A pressa é, realmente, inimiga da perfeição. Onde já se viu, estragar um momento com todas as condições para ser perfeito, com a sua inconveniência e precipitação!
E eu sinto o tempo a fugir, sem energia para correr atrás dele. Sinto-me perder-te para uma agenda, para toda uma vida que não se cansa de chamar… Sinto que por muito que te agarrasse com força, para nos podermos saborear, o momento correria ainda com mais força. Sinto que por muito que te pedisse para esperar, o relógio avançaria sem demoras. Sinto que por muito que o nosso beijo se fosse tentando estender, o tempo não teria qualquer piedade… o fim chegaria sempre, sem qualquer remorso, sem delongas, como um jantar que fica pelas entradas, uma viagem que acaba ao chegar ao destino, um sonho que acaba quando o vives… como um doce que desaparece numa só dentada. Estávamos diante um prazo inflexível, uma data de validade irrevogável.
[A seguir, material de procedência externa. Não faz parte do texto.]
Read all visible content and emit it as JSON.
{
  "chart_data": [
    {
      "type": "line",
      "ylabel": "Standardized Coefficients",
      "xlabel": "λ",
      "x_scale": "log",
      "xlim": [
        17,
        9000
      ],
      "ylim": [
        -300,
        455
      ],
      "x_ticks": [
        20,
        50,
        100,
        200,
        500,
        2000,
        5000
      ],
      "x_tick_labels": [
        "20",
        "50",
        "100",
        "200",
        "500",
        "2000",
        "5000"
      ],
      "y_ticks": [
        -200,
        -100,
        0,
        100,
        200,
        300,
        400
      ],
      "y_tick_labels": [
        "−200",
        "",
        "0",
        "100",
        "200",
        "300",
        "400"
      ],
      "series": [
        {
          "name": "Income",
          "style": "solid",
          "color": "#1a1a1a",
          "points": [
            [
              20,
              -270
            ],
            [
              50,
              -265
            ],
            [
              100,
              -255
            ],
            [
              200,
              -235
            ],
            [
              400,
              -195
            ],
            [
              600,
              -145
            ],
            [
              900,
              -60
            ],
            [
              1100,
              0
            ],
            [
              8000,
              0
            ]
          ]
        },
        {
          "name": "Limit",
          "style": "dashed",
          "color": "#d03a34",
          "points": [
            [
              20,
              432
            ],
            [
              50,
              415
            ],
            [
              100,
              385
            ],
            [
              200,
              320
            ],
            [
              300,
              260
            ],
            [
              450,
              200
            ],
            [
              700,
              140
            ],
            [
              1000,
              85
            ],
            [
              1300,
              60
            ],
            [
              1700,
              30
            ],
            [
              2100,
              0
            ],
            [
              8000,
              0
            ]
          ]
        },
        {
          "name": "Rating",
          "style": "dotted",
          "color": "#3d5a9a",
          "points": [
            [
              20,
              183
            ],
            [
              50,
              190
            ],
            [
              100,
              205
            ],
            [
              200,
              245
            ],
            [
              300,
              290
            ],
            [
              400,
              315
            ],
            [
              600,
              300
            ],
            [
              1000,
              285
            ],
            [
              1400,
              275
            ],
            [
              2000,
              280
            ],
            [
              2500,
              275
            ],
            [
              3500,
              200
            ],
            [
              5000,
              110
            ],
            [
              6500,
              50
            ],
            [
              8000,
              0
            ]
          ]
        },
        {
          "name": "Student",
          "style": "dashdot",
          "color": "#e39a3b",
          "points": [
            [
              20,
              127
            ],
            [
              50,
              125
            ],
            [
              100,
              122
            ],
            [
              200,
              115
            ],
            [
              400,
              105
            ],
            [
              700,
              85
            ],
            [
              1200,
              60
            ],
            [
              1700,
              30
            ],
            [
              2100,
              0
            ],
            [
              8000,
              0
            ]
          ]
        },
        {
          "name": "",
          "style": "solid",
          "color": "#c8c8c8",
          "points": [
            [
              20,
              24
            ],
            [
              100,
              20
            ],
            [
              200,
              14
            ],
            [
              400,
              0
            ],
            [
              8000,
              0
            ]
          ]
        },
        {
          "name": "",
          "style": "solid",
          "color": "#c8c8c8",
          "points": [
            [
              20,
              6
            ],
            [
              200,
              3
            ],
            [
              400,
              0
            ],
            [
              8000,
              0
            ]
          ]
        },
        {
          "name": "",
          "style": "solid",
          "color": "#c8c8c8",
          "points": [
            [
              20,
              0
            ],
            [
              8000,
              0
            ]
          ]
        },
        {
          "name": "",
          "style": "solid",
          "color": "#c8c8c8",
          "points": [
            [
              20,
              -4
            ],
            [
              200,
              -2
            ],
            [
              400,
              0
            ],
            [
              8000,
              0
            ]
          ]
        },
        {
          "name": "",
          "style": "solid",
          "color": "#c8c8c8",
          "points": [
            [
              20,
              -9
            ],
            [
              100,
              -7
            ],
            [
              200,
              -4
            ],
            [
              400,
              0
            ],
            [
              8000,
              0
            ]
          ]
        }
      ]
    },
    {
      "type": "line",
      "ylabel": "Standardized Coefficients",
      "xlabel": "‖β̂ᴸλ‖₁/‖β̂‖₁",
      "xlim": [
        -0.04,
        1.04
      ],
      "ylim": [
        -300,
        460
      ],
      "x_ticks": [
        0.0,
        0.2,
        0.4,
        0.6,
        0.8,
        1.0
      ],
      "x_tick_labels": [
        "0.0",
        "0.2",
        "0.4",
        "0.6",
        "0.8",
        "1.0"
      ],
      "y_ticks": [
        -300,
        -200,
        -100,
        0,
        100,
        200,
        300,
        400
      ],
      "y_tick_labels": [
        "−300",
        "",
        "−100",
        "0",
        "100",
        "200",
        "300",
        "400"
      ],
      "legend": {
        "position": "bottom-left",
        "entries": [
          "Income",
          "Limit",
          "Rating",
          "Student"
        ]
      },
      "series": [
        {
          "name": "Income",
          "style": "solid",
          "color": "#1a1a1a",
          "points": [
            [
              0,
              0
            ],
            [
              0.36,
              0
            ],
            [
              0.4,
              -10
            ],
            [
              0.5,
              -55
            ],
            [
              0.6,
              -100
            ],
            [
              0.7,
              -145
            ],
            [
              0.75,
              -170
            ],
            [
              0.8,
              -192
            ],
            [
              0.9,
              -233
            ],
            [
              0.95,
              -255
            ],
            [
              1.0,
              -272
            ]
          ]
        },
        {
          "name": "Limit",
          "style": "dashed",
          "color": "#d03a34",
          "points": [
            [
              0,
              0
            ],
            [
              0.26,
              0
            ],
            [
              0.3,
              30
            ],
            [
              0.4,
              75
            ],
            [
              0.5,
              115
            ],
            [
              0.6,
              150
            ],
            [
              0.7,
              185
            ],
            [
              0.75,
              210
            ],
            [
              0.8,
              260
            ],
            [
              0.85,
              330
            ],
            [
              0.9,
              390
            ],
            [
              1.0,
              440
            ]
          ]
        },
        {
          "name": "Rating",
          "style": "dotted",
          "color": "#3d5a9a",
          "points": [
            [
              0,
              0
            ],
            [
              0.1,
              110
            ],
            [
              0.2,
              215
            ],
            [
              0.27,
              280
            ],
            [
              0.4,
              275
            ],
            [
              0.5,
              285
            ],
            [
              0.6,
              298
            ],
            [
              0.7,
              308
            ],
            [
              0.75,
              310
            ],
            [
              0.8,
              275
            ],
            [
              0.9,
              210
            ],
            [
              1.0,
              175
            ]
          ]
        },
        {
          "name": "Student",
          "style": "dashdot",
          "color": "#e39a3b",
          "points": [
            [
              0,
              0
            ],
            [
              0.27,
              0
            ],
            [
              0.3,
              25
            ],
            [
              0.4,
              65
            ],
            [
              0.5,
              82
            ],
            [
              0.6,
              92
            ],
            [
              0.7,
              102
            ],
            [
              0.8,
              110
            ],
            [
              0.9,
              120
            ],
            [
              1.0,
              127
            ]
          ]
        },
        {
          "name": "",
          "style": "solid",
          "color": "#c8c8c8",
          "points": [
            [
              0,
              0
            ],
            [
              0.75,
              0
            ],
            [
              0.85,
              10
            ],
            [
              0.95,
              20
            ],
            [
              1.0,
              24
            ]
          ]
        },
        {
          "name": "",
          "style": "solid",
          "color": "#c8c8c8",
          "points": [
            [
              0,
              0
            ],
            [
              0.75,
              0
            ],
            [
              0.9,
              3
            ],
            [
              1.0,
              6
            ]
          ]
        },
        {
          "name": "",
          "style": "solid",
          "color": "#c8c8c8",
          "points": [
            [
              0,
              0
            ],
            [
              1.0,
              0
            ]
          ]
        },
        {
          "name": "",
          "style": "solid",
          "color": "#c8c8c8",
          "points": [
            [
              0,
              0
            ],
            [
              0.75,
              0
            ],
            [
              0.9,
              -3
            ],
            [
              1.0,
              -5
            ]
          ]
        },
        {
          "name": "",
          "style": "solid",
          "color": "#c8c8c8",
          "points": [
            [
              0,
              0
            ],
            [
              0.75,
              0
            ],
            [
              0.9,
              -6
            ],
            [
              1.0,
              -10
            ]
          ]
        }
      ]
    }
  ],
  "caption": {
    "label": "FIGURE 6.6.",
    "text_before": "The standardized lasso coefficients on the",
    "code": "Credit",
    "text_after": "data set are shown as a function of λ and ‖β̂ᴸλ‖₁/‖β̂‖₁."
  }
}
E desapareceste. De certa forma, ficaste para trás. E o momento foi tão volátil que nem o som dos teus lábios, o toque do teu olhar ou o brilho do teu beijo, eu pude trazer comigo.
Nem a sensação de aperto das tuas mãos na minha cintura eu conservei. Nem o chamar da tua voz eu me recordo. Emersei desse momento tão depressa quanto mergulhei nele, ou ainda mais rapidamente. Foi um suspiro fugaz e, logo agora que não sei de ti, o tempo já acalmou, o relógio já me respeita, a vida decorre sem grande pressa … e sinto os meus beijos com vontade de te encontrar.
Segredei à cidade o meu desejo de te ver, o meu desejo de te ter, de saber por onde andas, de acalmar esta ansiedade.
Segredei bem baixinho, com vontade de desvendar os sonhos que tenho por contar, os pesadelos que tanto quero esquecer e deixar ir devagarinho.
Segredei quase silenciosamente, como quem não quer perturbar, como quem não quer acordar, o mundo que ainda dorme e pensa conhecer-me perfeitamente.
Segredei à cidade todos os momentos prometidos, todos os momentos tão vividos, e os que ficaram por passar, recordando-os com claridade.
As luzes da cidade piscaram, talvez a dizer que perceberam, talvez a dizer que me ouviram, talvez só porque sim, sem saberem dos segredos que lhe contaram.
Os carros da cidade desapareceram, deixaram de correr, deixaram de se ver, as ruas ficaram desertas, sem as palavras que não se disseram.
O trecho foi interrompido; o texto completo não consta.